Ports africains, un enjeu géopolitique méconnu

Article paru sur le site de la Tribune le 17 juin 2025
Le continent africain, continent de la terre, est aussi un espace entouré d’une mer et de deux océans, chauds. Immenses ouvertures maritimes, libres de toute contrainte climatique, pour son commerce, mais aussi immenses zones où se joue sa sécurité. Par Gérard Vespierre analyste géopolitique.
Les ouvertures maritimes que constituent les espaces portuaires du continent revêtent une importance particulière, donc stratégique, tant pour les pays géographiquement impliqués que pour ceux de l’hinterland. Leur capacité civile, et militaire, leur modernité, et leur niveau de sécurité, vont donc jouer un rôle de première importance vis-à-vis de leur attrait économique et stratégique.
Continent de 30 millions de kilomètres carrés, l’Afrique représente pratiquement 2 fois la superficie du plus grand pays du monde, la Russie, mais, cerné par une mer, la méditerranée, et deux océans, Atlantique et Indien. A l’opposé de l’empire russe, ce continent doit absolument entretenir une relation privilégiée avec la mer. Or cette vision géopolitique d’une Afrique maritime n’est nullement une vision dominante. Il convient donc de la rappeler et de la renforcer.
Le triple rôle de l’espace portuaire
Sur les 54 États structurant le continent, 38 soit un peu plus des deux-tiers, possèdent une façade maritime.

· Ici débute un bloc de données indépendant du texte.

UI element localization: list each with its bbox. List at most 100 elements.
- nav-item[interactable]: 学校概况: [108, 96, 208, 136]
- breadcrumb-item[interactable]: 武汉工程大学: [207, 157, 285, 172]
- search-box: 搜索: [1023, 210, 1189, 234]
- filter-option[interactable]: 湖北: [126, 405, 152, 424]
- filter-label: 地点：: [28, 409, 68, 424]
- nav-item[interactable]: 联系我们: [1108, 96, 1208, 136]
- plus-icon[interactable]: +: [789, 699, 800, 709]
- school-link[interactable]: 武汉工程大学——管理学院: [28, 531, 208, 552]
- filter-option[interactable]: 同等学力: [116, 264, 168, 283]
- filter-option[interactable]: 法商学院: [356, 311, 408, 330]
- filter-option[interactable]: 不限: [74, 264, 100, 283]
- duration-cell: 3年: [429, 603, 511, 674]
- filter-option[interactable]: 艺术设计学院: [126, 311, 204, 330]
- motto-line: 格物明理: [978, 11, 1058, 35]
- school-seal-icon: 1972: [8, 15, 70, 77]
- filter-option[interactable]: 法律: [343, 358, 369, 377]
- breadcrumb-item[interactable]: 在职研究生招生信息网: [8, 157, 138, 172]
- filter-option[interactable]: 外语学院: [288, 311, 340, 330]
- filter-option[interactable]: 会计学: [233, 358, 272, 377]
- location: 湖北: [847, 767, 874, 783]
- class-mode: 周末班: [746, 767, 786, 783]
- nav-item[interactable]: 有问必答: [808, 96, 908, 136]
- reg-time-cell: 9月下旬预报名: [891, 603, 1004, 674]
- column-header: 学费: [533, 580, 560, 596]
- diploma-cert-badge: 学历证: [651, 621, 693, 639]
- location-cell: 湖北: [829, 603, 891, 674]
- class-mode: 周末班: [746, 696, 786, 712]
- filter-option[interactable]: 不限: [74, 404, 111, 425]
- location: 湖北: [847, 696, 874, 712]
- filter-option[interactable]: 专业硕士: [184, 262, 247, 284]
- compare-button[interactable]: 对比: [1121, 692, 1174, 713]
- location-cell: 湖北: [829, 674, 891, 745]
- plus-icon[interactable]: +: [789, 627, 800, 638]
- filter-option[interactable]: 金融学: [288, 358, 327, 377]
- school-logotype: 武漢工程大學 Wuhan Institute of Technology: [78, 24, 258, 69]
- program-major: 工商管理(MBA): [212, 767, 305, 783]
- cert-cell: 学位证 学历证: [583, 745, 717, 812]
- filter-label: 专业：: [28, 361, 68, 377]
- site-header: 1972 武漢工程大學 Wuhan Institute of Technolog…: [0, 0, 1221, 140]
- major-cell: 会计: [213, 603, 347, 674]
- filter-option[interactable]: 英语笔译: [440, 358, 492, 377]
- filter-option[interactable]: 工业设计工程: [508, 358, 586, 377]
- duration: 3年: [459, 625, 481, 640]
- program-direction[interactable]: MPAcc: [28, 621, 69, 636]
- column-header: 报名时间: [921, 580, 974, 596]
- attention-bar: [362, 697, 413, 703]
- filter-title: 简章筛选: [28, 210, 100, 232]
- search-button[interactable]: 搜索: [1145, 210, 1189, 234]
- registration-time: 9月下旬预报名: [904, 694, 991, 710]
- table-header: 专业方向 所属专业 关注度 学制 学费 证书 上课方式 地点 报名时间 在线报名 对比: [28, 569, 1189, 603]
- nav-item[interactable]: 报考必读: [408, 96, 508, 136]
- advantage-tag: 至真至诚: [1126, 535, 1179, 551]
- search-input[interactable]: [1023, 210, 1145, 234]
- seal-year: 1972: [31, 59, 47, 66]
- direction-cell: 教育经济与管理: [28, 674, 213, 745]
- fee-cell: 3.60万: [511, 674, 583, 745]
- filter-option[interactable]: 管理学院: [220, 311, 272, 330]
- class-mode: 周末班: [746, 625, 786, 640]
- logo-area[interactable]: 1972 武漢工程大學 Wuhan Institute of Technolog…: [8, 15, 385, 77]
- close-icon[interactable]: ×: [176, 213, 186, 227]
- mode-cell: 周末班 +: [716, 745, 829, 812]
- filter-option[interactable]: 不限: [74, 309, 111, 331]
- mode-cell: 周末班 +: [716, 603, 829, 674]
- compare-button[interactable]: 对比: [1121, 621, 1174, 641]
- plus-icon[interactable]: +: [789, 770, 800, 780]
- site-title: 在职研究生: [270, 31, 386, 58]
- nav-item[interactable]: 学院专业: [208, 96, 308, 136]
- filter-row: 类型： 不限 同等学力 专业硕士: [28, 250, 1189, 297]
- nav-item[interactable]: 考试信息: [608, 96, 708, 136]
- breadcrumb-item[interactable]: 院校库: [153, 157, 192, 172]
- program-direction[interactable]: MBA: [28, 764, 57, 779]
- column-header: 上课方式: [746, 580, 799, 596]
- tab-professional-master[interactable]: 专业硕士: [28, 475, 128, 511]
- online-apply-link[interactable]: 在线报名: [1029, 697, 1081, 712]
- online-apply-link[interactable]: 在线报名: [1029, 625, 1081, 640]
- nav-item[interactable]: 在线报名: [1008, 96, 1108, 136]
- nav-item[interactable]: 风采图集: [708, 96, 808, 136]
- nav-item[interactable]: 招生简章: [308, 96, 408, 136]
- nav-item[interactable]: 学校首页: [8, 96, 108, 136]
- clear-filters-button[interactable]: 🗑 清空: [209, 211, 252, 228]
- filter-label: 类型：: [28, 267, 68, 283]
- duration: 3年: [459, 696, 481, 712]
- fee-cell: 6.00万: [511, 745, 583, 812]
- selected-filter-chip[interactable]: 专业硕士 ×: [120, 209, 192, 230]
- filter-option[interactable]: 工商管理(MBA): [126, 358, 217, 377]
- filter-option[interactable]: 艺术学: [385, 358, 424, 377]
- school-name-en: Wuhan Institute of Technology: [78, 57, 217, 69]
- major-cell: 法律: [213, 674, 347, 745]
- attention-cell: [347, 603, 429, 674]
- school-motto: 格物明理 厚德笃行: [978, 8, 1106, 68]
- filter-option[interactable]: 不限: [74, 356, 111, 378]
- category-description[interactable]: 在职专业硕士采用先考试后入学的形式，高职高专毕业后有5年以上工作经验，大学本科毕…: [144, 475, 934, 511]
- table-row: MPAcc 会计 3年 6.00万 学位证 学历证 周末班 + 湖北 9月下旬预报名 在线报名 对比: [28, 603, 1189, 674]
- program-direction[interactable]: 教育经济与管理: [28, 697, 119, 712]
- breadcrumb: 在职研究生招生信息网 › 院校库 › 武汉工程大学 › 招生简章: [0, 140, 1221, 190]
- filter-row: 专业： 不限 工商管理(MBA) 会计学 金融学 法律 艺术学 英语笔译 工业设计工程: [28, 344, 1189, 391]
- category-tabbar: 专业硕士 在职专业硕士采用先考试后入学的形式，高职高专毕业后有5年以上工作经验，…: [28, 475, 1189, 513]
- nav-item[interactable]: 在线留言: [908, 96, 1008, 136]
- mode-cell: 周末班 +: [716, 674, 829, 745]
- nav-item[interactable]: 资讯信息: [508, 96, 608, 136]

Les 16 autres, démunis de débouché marin, créent donc une pression et une responsabilité sur les 38 ‘maritimes’ pour assurer le transit de leur commerce.
Ils assurent, en premier lieu, les flux d’importation et d’exportation pour son milliard et demi d’habitants, en 2024, mais doivent aussi se préparer à assumer la responsabilité du flux des besoins des deux milliards et demi projetés pour 2050.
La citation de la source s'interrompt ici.